Can someone please help?
On
Since we are dealing with the logarithm, we can use its properties. Assume without loss of generality that $\beta \leq x \leq y$: $$ |\ln x - \ln y| = \ln\frac{y}{x} = \ln\!\left(1+\left(\frac{y}{x}-1\right)\right) \leq \frac{y}{x}-1 = \frac{1}{x}\left(y-x\right) \leq \frac{1}{\beta}\left(y-x\right) = \frac{1}{\beta}|y-x| $$ where we only used the inequality $\ln(1+u)\leq u$ for all $u > -1$. (Which is standard, and can be proven e.g. by concavity of $\ln$).
On
In addition to the above answers, one can also use the mean value theorem here.
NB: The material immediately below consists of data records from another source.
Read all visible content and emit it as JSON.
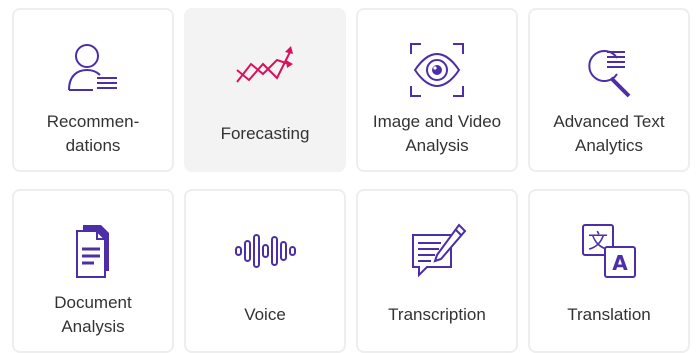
{
  "colors": {
    "icon_primary": "#4b2ea8",
    "icon_accent": "#d6125c",
    "tile_border": "#eeeeee",
    "tile_active_bg": "#f3f3f3",
    "text": "#333333"
  },
  "tiles": [
    {
      "label": "Recommen-\ndations",
      "icon": "user-list-icon",
      "active": false
    },
    {
      "label": "Forecasting",
      "icon": "trend-arrows-icon",
      "active": true
    },
    {
      "label": "Image and Video\nAnalysis",
      "icon": "eye-scan-icon",
      "active": false
    },
    {
      "label": "Advanced Text\nAnalytics",
      "icon": "magnifier-text-icon",
      "active": false
    },
    {
      "label": "Document\nAnalysis",
      "icon": "document-icon",
      "active": false
    },
    {
      "label": "Voice",
      "icon": "sound-wave-icon",
      "active": false
    },
    {
      "label": "Transcription",
      "icon": "pen-notepad-icon",
      "active": false
    },
    {
      "label": "Translation",
      "icon": "translate-icon",
      "active": false
    }
  ]
}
Since f(x) = ln(x) is concave, we have that it is monotonically increasing on $(0, \infty)$, and that $f''(x) < 0$. Therefore:
$$\begin{align} \frac{\|log(x) - log(y)\|}{\|x-y\|} &\leq \sup_{x \in [\beta, \infty)}\frac{d}{dx}log(x) \\ &= \sup_{x \in [\beta, \infty)} \frac{1}{x} \\ \end{align}$$
Now since $f'(x)$ is monotonically decreasing on $[\beta, \infty$), we have that the supremum will be at $x=\beta$. Therefore we can conclude: $$\frac{\|log(x) - log(y)\|}{\|x-y\|} \leq \frac{1}{\beta}$$ and the result follows.
The derivative, being $1/x$ is upper bounded by $1/\beta$ and also monotone decreasing on this domain.